Art. 2 BayPVG
Bayerisches Personalvertretungsgesetz (BayPVG)
Landesrecht Bayern
Titel: Bayerisches Personalvertretungsgesetz (BayPVG)
Normgeber: Bayern
Amtliche Abkürzung: BayPVG
Referenz: 2035-1-F
Abschnitt: Erster Teil – Allgemeine Vorschriften
 

Art. 2 BayPVG

(1) Dienststelle und Personalvertretung arbeiten im Rahmen der Gesetze und Tarifverträge vertrauensvoll und im Zusammenwirken mit den in der Dienststelle vertretenen Gewerkschaften und Arbeitgebervereinigungen zum Wohl der Beschäftigten und zur Erfüllung der dienstlichen Aufgaben zusammen.

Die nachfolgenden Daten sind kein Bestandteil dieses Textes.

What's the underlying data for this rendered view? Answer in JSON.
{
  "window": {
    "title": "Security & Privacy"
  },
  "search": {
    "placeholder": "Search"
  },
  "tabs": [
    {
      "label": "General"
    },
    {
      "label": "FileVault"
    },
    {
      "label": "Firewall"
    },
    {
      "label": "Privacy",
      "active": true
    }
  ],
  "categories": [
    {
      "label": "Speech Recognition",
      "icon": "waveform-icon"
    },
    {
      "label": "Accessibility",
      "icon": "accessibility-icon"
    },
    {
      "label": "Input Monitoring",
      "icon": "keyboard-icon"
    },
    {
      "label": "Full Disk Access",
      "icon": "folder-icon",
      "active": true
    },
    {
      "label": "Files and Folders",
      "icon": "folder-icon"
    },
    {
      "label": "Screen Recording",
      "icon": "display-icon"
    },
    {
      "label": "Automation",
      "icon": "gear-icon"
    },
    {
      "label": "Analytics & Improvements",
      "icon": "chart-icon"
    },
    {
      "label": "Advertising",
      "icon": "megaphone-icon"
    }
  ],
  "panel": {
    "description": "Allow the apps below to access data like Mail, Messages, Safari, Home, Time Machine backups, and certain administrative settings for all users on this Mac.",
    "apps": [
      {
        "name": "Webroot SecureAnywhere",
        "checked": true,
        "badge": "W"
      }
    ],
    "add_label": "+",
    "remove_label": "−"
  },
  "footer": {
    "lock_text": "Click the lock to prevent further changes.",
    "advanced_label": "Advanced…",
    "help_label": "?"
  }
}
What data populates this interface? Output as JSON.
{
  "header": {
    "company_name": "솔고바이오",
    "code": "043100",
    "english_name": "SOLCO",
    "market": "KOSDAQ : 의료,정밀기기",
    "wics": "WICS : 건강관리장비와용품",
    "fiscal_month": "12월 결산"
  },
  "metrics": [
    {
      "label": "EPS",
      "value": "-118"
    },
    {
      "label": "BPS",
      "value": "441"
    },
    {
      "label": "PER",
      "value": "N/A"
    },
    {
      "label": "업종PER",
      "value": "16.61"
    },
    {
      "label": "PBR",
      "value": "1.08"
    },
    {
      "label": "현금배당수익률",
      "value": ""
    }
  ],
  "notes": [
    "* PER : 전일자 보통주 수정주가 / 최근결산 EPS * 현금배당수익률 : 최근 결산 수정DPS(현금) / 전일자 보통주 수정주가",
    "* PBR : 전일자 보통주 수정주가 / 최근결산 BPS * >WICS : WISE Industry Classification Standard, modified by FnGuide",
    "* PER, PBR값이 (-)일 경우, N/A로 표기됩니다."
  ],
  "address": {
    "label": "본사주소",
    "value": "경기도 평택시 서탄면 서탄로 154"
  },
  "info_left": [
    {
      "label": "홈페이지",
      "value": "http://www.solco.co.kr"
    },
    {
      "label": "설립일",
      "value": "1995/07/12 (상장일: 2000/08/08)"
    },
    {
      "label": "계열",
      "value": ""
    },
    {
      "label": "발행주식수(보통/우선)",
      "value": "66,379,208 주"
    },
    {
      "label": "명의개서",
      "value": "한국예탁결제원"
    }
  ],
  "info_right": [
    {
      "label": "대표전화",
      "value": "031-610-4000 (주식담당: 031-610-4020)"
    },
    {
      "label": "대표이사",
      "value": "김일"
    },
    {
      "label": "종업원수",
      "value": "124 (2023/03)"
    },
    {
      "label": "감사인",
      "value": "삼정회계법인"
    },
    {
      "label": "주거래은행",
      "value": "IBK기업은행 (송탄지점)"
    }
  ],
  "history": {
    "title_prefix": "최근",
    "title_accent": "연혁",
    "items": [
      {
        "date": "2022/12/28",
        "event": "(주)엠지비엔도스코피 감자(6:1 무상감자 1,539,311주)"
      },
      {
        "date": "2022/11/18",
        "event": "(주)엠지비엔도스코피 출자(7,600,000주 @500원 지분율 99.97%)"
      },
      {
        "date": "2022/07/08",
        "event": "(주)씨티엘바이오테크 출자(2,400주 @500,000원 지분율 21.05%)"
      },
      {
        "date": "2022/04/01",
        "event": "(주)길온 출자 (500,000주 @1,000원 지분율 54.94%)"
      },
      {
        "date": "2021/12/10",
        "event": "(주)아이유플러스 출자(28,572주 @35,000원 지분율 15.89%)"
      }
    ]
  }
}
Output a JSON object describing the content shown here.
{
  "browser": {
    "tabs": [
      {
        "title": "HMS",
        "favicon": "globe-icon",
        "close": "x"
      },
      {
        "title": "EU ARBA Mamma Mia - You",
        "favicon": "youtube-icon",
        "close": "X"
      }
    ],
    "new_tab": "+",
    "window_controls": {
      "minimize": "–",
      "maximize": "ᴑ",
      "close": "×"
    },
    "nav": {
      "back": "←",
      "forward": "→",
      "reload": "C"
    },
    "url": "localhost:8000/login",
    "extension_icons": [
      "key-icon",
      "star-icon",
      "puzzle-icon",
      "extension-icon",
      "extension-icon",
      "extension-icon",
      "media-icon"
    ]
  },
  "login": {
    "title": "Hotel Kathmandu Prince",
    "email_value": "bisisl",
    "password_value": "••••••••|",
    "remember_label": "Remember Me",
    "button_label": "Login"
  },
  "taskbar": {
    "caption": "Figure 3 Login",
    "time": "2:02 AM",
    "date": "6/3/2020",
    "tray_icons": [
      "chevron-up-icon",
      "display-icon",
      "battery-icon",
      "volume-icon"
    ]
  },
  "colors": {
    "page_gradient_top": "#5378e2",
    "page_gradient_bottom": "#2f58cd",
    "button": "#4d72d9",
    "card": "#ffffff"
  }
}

(2) Zur Wahrnehmung der in diesem Gesetz genannten Aufgaben und Befugnisse der in der Dienststelle vertretenen Gewerkschaften ist deren Beauftragten nach Unterrichtung des Dienststellenleiters oder seines Vertreters Zugang zu der Dienststelle zu gewähren, soweit dem nicht unumgängliche Notwendigkeiten des Dienstablaufs, zwingende Sicherheitsvorschriften oder der Schutz von Dienstgeheimnissen entgegenstehen.

(3) Die Aufgaben der Gewerkschaften und der Vereinigungen der Arbeitgeber werden durch dieses Gesetz nicht berührt.

(4) Die Personalvertretung wird bei Maßnahmen, bei deren Vorbereitung eine Beteiligung nach Art. 16 des Bayerischen Beamtengesetzes (BayBG) oder nach Art. 3 Abs. 3 des Leistungslaufbahngesetzes (LlbG) vorgesehen ist, nicht beteiligt.